Kudüs konusunda ayrı bir düzenlemeye ihtiyaç olduğunu kaydeden Erdoğan, şu ifadeleri kullandı:
“Türkiye tıpkı Kıbrıs’ta olduğu gibi Filistin topraklarında da iki devletli adil bir çözümden yana olduğunu her fırsatta ifade etmektedir. 1967 sınırları temelinde başkenti Kudüs olan, bağımsız egemen ve coğrafi bütünlüğe sahip bir Filistin devletinin kurulması için her platformda çaba göstermeyi sürdüreceğiz. Gelinen noktada artık Kudüs konusunda ayrı bir düzenlemeye ihtiyaç olduğuna inanıyoruz.

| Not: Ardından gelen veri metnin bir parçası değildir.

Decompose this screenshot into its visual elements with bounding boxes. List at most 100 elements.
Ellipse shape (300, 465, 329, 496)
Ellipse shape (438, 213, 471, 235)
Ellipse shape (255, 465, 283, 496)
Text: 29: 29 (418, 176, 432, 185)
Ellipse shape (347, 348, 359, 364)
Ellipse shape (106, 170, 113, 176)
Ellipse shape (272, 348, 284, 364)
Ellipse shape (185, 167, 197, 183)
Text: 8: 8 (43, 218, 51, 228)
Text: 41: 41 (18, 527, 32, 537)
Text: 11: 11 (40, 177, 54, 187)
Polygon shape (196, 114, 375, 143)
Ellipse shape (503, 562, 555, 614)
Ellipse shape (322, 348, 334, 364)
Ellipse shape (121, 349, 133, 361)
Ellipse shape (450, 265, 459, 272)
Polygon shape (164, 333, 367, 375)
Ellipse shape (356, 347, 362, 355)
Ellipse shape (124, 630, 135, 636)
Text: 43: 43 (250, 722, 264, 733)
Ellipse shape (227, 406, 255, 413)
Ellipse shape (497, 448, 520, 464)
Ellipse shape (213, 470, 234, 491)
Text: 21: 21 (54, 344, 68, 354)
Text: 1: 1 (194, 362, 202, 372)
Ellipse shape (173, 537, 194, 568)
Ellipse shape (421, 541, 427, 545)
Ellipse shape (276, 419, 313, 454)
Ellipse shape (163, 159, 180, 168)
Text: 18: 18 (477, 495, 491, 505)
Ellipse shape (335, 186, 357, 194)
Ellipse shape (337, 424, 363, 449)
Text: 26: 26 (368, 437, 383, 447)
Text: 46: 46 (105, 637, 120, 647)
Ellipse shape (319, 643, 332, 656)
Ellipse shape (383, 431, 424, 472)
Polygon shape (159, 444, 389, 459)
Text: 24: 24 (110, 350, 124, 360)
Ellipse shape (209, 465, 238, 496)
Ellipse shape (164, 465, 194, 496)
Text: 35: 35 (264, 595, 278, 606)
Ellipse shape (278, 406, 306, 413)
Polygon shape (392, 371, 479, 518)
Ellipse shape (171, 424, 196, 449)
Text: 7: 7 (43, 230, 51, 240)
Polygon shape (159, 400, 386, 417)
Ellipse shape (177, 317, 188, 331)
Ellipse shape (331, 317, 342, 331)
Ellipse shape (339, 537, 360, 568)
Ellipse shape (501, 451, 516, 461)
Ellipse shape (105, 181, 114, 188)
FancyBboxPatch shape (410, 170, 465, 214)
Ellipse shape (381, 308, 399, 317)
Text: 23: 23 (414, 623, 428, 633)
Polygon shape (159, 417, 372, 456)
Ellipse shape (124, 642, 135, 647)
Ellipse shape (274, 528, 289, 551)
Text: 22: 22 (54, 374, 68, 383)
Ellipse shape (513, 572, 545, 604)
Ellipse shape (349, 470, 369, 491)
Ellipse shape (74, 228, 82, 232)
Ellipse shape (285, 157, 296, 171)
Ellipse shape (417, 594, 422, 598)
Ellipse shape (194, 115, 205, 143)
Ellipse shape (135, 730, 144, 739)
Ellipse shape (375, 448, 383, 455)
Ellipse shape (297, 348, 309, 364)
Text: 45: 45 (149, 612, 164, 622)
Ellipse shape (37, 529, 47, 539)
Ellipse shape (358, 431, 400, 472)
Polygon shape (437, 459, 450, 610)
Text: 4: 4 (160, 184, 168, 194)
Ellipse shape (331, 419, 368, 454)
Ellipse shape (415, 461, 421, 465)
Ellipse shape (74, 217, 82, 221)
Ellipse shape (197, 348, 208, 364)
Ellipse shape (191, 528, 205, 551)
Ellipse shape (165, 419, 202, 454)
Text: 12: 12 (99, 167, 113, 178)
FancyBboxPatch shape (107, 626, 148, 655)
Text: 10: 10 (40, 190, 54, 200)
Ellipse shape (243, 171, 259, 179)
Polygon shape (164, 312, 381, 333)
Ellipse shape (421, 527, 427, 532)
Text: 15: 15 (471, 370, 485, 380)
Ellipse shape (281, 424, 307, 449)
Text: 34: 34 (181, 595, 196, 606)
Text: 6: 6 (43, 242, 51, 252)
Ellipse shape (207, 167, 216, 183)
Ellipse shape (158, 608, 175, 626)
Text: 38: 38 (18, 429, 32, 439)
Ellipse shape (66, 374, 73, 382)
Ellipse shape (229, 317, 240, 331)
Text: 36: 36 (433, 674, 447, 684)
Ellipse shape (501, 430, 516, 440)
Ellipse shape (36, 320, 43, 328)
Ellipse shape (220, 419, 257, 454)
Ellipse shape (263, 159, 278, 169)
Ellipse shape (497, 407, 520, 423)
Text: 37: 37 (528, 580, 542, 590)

Müslümanların, Yahudilerin ve Hristiyanların vazgeçilmez dini sembollerini bünyesinde barındıran Kudüs’ün kalıcı bir barışa ve huzura kavuşması için herkesin fedakarlık yapması gerekiyor. Dün Katolik dünyasının ruhani lideri Papa Fransuva ile yaptığımız telefon görüşmesine bu hissiyatımı kendisiyle de paylaştım. Osmanlı döneminde tüm inanç mensuplarının kendi ibadetlerini rahatça yapabilmelerine, ibadet imkanlarına sahip çıkabilmelerine imkan veren uygulamadan ilham alarak şu teklifi yapıyoruz: Kudüs’ün 3 dinin temsilcilerinden oluşan bir komisyon tarafından yönetilmesi günümüz şartlarında en doğru ve tutarlı yol olacaktır."
Aksi takdirde bu kadim şehirde kalıcı barışı sağlamak kolay, mümkün görünmüyor. İsrail güvenlik güçlerinin bu korumadaki Yahudilerin Mescid-i Aksa’ya yönelik her saldırısı fitili ateşlenen bir bomba etkisi yapmaktadır. Dünya tarihi Kudüs’te ateşlenen bombaların yol açtığı devasa çatışmaların, yıkımların, oluk oluk akan kanların örnekleriyle doludur. Bu tehdidin önüne geçmenin mevcut durumdaki en hızlı ve etkin yolu Kudüs’ü teklif ettiğimiz şekilde yeni bir yönetim statüsüne kavuşturmaktır. BM’yi, BM Güvenlik Konseyi’ni, kuruluş amaçlarından biri de bu olan İslam İşbirliği Teşkilatı’nı ve diğer tüm uluslararası kuruluşları biran önce ve etkin şekilde Kudüs ve Filistinli mazlumlar için harekete geçmeye çağırıyoruz”
"Her türlü siyasi ve askeri desteği vereceğiz"
Perşembe günü Türkiye’nin girişimleriyle toplanacak olan Birleşmiş Milletler (BM) Genel Kurulu'nda sorunun çözümüne yönelik kayda değer bir adım atılmasını temenni eden Erdoğan, şu ifadeleri kullandı:
“İsrail’in bombaları ve kurşunları altında öldürülen, evleri başlarına yıkılan, yurtlarından atılmaya çalışılan insanlara hiç değilse denizlerdeki balıklar, göklerdeki kuşlar, ormanlardaki ağaçlar kadar hassasiyet gösterilmesini bekliyoruz. Kudüs’ün özgürlüğüne kavuşturulması ve Filistin halkının saldırılardan korunması için atılacak uluslararası adımlar hususunda ihtiyaç duyulacak her türlü siyasi ve askeri desteği vereceğimizi bir kez daha buradan ilan ediyoruz.”